Behind the Book
The idea for The Forsaken came from a nightmare I had one night—one that I couldn't shake, even the next day. In my nightmare, I was trapped on a tropical island, trying to escape. The island was some sort of terrifying prison colony, controlled by men in black robes wearing masks and carrying knives. They chased me up a giant spiral staircase and cornered me there. I was just about to get captured by them when I woke up.
My first thought was, “Wow, that was a really scary dream!” My second thought was, “But that could also be a really cool start to a book!” I’d always wanted to write a novel. In fact, my parents tease me because when I was a little girl, I’d carry a dictionary around with me and read it out loud to them. And I studied English lit in college, and I work as a librarian at UCLA. So I’ve been surrounded by books my entire life. Yet I never managed to write anything much longer than a short story, despite many attempts.
But something about that bad dream stuck with me. And then, a few days later, I was chatting to a friend whose sister was about to take the SATs. We were talking about how unfair it was that standardized tests have such a huge impact on people’s lives. And at that moment, something just clicked inside my head. I suddenly thought, “What if there were some kind of standardized personality test in the future and if you failed, you wouldn’t just have trouble getting into college, you’d actually got banished from society?” And then I thought maybe the place you would be banished to would be like the island in my nightmare: harsh, scary, and brutal. The kind of place you’d have to fight to escape from, or else die trying.
Of course, then I started thinking that any government that created such an awful test would probably be totally corrupt. What if their personality test was a lie? What if they just used the test to weed out any kids who had strong or rebellious personalities? And I began to imagine more details about the island, too. How there might be different societies and tribes of kids there, battling each other for land, and how the government of the future would probably use machines to try to control everyone and keep them on the island.
So I started writing the first draft of The Forsaken that same night.
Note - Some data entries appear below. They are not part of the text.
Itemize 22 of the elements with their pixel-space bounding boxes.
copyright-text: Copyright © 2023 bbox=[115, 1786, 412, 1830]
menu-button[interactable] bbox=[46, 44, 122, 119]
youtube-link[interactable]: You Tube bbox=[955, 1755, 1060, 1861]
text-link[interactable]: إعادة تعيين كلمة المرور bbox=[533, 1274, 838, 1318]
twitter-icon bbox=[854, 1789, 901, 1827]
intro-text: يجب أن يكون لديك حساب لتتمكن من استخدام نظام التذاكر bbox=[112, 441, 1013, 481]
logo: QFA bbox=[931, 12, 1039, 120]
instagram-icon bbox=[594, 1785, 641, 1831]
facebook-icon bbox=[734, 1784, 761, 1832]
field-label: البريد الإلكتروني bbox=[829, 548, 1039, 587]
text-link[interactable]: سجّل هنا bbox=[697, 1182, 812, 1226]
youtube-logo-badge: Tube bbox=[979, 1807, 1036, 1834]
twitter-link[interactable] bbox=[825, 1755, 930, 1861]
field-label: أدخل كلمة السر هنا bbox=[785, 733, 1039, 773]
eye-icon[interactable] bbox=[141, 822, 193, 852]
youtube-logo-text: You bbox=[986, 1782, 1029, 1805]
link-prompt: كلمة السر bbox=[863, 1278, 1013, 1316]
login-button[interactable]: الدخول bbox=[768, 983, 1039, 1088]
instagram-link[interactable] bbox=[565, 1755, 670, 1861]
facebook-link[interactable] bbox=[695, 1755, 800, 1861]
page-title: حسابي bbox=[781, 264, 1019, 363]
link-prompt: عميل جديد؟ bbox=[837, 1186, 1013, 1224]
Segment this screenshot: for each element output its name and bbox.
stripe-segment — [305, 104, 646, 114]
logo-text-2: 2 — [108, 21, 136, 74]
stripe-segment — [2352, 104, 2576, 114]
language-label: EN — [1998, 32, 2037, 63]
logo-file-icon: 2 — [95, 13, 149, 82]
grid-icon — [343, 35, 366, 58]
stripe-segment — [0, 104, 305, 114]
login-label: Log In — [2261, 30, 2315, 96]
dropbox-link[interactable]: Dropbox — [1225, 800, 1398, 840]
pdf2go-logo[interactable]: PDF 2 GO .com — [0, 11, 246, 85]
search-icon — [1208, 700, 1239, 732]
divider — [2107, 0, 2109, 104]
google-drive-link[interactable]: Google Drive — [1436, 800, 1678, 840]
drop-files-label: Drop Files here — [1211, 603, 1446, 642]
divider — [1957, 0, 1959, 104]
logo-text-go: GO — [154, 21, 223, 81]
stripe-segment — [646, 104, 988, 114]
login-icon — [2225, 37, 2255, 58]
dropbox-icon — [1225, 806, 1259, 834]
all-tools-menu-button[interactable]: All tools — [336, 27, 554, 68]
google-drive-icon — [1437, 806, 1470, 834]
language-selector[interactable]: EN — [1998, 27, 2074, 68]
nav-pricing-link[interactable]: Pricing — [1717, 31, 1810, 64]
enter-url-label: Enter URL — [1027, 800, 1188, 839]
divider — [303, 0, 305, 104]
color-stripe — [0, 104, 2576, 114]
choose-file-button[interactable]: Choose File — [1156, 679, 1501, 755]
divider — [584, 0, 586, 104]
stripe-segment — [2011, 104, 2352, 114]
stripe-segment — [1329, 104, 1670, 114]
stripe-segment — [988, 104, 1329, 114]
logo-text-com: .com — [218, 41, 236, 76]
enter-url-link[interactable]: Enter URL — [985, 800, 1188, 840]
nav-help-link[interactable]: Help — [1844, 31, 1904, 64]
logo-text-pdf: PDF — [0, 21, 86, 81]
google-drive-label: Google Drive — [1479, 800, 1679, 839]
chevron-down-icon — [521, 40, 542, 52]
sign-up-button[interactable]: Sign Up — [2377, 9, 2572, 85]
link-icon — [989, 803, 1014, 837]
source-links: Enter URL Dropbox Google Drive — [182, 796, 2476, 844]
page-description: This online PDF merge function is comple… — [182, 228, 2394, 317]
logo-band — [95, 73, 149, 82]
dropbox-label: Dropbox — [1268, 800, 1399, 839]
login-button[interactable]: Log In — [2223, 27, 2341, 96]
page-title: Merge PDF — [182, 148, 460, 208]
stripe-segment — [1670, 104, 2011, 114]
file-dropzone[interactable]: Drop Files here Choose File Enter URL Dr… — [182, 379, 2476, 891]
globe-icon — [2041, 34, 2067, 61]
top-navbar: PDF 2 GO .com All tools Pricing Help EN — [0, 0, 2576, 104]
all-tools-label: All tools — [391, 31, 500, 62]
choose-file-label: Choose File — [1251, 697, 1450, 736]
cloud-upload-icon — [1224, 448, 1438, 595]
I just wrote a couple pages every day at first, but soon I started writing more and more. I kind of became obsessed with the world of the story. The characters began coming to life on the page, especially the main character, Alenna Shawcross. It was almost like the book was writing itself, which is both a really cool and kind of disturbing feeling! Alenna’s journey—from being wrongly sent to the island, to learning how to survive there, to falling in love, and ultimately making an escape attempt—became the center of the novel. Alenna’s choices often surprised me, and they ended up taking the novel in some unexpected directions. I don’t want to give away any spoilers, but along the way, Alenna definitely learns some shocking truths about her society and her own identity as well.
It took me about three months to write the first complete draft of The Forsaken. And from there, it was a process of revising and editing to get it into good shape. I really hope that readers respond to Alenna’s story and enjoy The Forsaken. More than anything, I just wanted to tell a riveting and unique story about a girl who is faced with an impossible challenge and has to make some tough choices about friendship, love, and loyalty in order to survive. Sometimes I think back to the nightmare that started me on this journey, and I can’t believe that it actually turned into a book. I guess I can only hope that I have more nightmares in the future, to keep giving me inspiration.